Тишина, наступившая после того, как голос в записи оборвался, была тяжелее и плотнее любой брони. Её давила абсолютная тишина существ по ту сторону двери. Ту, что нарушал лишь один звук – сухое, ритмичное поскрёбывание, словно алмазный резек впивался в металл. Он был теперь так близок, что вибрация от каждого «тика» отдавалась в костях, в зубах, в самой дрожи сердца, беззвучно отсчитывая последние секунды.
Каэстра медленно, словно её рука весила центнер, опустила планшет. Свет экрана погас, погрузив отсек в полумрак, подчеркнув смертельную бледность её лица под забралом. Её золотые, всегда живые глаза были пусты и неподвижны. Она слышала тот голос из записи – не в наушниках, а внутри, в костях. Он звучал в унисон с этим методичным скрежетом, сливаясь в один приговор. «Они не боролись, были переписаны. Их воля… стёрта». Мысль обрывалась, разбиваясь о ледяной ужас.
Лиран не двигалась. Её спина согнулась, плечи поднялись к ушам в позе загнанного зверя. Она смотрела на дверь, за которой работало это… устройство. В её взгляде не осталось командира – лишь животный, немой ужас. Запись не оставила иллюзий. Безличный, неумолимый процесс. Инфекция. Стирание. Весь её авторитет, вся её дисциплина рассыпались в прах перед простой истиной: она была всего лишь биомассой, подлежащей утилизации.
Скрежет внезапно сменился на новый звук – короткое, пронзительное шипение, как от плазменного резака. В верхней части бронированной двери, в месте стыка створок, появилась крошечная, раскалённая докрасна точка. От неё поползли тонкие, извилистые трещины, светящиеся адским багровым сиянием. Воздух наполнился резким запахом озона и гари от плавящегося метала. Дверь вскрывали.
Каэстра на автомате, движением, выученным до мышечной памяти, подняла винтовку. Но в этом движении не было уверенности – лишь пустой автоматизм последнего отчаянного жеста. Её палец лег на спусковой крючок. Стрелять в дверь? В ту точку? Это было бы так же бессмысленно, как стрелять в броню танка из пистолета.
– Они… вскрывают… – прошептала она, и её голос прозвучал плоским, механическим, лишённым всяких эмоций.

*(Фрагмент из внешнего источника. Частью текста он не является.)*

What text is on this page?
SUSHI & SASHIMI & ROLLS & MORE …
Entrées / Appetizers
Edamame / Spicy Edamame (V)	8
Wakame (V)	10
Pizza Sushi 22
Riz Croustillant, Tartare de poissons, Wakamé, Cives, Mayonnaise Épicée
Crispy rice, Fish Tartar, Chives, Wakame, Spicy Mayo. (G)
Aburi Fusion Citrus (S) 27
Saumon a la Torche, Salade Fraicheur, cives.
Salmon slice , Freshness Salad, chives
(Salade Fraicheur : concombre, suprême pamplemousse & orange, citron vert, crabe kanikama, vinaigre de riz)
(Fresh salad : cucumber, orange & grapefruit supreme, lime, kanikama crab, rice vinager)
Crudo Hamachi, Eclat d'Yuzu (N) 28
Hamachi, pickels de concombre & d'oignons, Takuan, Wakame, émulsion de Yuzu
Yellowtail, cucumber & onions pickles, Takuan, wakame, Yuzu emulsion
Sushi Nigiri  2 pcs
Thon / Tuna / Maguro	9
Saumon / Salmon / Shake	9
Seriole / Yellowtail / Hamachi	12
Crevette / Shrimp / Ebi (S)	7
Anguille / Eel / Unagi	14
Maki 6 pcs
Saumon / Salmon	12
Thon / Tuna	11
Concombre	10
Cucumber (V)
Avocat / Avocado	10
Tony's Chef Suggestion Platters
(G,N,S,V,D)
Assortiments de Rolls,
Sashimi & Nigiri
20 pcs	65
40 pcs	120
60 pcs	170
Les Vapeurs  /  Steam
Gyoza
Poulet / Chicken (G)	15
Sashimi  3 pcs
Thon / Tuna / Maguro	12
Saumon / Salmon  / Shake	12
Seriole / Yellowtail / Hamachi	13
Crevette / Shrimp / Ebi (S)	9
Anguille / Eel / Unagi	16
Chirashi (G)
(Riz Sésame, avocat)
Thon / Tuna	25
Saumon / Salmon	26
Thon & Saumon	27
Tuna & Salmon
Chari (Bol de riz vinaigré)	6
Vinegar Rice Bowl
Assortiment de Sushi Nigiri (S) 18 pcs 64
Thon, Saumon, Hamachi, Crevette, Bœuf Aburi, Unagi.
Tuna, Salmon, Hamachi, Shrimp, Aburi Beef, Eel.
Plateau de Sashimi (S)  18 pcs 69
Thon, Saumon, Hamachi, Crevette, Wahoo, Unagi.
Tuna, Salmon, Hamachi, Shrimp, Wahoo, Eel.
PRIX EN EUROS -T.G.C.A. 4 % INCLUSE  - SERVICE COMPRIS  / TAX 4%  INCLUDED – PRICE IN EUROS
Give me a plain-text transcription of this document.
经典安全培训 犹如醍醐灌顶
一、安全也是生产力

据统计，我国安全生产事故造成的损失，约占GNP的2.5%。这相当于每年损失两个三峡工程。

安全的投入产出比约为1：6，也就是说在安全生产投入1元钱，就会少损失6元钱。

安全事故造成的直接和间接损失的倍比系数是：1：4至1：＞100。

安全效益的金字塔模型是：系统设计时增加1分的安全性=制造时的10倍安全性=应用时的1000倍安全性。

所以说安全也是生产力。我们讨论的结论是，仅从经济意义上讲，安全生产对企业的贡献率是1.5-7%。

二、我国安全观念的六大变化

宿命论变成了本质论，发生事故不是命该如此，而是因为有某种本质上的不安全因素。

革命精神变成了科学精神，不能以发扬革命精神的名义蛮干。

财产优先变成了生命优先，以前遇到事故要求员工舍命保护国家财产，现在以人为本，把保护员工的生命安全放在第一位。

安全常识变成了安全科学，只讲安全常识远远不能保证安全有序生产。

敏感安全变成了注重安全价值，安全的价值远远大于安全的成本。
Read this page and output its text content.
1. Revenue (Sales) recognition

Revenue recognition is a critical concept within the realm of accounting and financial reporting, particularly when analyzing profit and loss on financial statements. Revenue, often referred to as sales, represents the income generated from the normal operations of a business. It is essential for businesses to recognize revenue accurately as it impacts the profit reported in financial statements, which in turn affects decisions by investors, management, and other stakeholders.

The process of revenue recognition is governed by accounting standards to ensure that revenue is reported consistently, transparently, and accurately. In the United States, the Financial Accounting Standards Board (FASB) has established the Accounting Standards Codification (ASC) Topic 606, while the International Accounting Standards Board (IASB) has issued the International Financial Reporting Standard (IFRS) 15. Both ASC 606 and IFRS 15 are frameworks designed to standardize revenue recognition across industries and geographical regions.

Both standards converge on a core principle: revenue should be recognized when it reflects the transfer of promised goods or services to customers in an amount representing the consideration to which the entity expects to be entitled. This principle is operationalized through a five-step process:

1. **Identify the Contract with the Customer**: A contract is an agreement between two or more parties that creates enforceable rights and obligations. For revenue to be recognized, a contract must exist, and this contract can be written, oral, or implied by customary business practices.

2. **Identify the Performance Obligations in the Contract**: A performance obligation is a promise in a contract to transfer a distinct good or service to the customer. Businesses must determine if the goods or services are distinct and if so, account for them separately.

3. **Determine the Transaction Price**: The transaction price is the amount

Лиран резко, судорожно выдохнула. Она с усилием оторвала взгляд от двери, от этой раскалённой язвы, и посмотрела на Каэстру. В её широко раскрытых от страха глазах мелькнуло нечто новое – почти что извинение. И безмолвная, отчаянная просьба. Не оставить одну.
Трещины расползались с пугающей скоростью, сливаясь в паутину. Багровое свечение усиливалось, заливая отсек неземным, зловещим светом, который отбрасывал резкие, искажённые тени. Воздух стал густым от едкого дыма и химического смрада перегретого металла и чего-то ещё, кислого и незнакомого. Этот запах проникал даже через фильтры скафандров, вызывая першение в горле и лёгкое головокружение.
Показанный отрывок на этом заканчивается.